The Good Girl
Released 2002
Stars Jennifer Aniston, Jake Gyllenhaal, John C. Reilly, Tim Blake Nelson, Zooey
Deschanel
Directed by Miguel Arteta
The Good Girl reminded me of a serious version of Raising Arizona with some of its speech patterns, but it's an entirely different movie. It's billed as a comedy, but it's really a drama about a young woman drowning in the dreary desperation of her routine life. The woman, Justine (Jennifer Aniston), is 30 and works at the Retail Rodeo, which is a small, dumpy retail store with too many employees and too few customers. She's bored by her job and her pot-smoking husband (John C. Reilly), but saying she's bored isn't enough. She's desperately bored--desperate to find an out, or for something to happen.

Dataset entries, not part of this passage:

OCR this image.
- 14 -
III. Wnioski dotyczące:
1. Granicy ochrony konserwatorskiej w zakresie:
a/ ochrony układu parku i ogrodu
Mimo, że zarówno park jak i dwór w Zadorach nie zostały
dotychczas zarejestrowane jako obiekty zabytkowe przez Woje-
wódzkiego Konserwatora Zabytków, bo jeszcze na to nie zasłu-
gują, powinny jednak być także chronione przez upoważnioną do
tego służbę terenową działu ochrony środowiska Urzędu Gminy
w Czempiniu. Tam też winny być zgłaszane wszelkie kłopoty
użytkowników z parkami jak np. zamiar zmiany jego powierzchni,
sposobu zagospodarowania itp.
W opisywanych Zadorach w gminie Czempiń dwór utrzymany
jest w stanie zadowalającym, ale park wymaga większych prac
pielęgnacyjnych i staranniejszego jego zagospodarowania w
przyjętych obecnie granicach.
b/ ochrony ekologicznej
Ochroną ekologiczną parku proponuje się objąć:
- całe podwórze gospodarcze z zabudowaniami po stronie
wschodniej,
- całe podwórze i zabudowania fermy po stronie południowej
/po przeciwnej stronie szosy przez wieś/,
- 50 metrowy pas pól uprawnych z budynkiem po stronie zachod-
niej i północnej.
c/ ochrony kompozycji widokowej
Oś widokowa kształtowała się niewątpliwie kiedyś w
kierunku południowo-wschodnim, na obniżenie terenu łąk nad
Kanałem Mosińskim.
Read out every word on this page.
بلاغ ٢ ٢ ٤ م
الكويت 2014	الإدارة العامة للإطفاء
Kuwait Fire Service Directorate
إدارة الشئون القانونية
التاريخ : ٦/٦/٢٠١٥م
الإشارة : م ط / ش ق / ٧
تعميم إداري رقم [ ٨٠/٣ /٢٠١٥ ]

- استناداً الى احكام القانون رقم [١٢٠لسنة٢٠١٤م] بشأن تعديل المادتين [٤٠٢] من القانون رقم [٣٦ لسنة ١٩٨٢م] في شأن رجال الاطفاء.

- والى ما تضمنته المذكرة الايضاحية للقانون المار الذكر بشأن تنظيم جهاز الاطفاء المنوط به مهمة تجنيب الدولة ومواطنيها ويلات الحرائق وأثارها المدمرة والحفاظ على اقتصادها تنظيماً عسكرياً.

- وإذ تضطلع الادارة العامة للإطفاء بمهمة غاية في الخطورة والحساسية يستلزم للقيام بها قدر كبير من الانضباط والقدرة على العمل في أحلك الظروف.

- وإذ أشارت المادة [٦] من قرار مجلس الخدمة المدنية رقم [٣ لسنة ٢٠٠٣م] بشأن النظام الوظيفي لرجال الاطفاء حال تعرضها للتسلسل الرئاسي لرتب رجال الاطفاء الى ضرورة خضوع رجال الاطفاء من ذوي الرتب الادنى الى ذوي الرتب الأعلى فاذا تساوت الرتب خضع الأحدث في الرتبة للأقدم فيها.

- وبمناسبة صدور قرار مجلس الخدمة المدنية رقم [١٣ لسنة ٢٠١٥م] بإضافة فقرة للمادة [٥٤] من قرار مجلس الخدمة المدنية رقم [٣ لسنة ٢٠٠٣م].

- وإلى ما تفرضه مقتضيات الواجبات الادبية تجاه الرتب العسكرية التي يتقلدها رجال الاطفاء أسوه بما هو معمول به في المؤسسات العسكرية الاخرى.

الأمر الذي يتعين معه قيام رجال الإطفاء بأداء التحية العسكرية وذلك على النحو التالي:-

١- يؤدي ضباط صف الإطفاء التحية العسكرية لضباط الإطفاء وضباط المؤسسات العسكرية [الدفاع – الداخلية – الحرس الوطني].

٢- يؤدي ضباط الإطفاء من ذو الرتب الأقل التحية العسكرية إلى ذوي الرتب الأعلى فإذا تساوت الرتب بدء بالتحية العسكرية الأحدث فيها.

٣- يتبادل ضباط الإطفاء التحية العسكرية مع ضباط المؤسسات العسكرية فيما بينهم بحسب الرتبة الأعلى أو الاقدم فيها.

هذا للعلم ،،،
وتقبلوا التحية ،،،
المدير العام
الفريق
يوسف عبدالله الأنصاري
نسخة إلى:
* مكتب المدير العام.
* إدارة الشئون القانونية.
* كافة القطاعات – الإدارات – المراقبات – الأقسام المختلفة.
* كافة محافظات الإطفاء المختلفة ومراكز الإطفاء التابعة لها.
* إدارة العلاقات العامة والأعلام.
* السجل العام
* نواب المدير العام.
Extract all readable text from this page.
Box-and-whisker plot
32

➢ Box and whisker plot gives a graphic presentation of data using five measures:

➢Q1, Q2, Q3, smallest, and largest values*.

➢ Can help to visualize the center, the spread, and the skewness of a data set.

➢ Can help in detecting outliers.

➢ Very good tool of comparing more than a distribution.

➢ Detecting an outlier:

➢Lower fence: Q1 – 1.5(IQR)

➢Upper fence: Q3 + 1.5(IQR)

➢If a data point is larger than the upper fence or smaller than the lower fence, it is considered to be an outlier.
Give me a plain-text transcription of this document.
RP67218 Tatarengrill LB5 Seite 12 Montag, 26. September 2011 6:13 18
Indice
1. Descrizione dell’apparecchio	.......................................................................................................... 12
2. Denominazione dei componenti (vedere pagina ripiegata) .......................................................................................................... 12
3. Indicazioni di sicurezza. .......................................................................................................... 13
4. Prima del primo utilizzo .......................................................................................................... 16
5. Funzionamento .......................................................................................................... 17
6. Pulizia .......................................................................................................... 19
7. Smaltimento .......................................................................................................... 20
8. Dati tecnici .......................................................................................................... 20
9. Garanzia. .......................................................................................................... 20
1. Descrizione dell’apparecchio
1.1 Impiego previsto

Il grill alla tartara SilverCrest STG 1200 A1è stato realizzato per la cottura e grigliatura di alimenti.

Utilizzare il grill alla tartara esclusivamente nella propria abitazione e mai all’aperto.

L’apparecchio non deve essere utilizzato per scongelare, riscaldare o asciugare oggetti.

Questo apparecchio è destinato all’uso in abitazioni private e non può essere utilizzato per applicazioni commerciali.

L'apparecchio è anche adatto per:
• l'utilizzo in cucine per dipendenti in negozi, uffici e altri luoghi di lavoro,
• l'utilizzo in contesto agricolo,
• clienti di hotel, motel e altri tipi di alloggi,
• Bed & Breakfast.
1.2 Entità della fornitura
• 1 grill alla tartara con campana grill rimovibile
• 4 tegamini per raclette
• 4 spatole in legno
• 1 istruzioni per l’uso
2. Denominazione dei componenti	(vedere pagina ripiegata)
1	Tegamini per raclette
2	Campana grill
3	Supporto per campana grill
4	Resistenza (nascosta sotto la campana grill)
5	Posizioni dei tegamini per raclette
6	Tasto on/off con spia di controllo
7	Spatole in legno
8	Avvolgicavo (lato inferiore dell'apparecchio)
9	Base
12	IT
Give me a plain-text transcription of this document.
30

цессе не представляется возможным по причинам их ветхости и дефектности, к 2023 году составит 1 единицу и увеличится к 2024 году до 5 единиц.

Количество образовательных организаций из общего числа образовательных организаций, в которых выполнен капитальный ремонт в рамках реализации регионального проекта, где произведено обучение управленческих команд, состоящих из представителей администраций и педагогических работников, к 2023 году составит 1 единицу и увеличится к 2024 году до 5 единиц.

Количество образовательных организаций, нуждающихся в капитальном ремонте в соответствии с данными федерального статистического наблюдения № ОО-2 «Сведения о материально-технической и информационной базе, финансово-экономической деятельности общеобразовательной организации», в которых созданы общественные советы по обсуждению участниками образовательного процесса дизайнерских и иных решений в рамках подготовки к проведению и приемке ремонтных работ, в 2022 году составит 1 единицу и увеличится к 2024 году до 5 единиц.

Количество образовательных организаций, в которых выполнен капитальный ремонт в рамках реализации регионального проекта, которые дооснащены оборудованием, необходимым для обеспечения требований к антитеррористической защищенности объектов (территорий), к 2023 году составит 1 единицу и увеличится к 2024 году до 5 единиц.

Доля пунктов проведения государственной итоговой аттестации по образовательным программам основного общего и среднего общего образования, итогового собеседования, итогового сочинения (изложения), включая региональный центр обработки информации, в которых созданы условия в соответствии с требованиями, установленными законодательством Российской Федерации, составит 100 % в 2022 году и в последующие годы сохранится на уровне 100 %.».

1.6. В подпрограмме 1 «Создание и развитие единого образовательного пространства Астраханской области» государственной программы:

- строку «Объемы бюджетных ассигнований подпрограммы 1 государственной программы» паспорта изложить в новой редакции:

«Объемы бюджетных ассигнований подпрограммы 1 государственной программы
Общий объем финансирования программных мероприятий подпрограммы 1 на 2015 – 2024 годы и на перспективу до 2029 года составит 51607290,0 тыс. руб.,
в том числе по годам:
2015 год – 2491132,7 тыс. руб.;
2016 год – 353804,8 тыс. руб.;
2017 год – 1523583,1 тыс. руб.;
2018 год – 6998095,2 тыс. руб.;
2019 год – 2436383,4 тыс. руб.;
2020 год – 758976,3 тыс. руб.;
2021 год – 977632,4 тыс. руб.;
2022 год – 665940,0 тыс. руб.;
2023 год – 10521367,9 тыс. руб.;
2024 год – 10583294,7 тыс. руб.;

This desperation leads her down a path that she normally wouldn't take, and she hooks up with a young co-worker, who's named himself Holden (Jake Gyllenhaal) after the main character in "The Catcher in the Rye." She sees in him everything she doesn't see in her husband: intelligence, excitement, danger, energy, but also instability and a desperation that's greater than her own. I liked this movie. It didn't blow me away, but it's a good film. I enjoyed the ending, which was powerful in its understated manner, and it subtly showed Justine had more in common with her husband than she thought. After all, we all need a way to escape our mundane lives.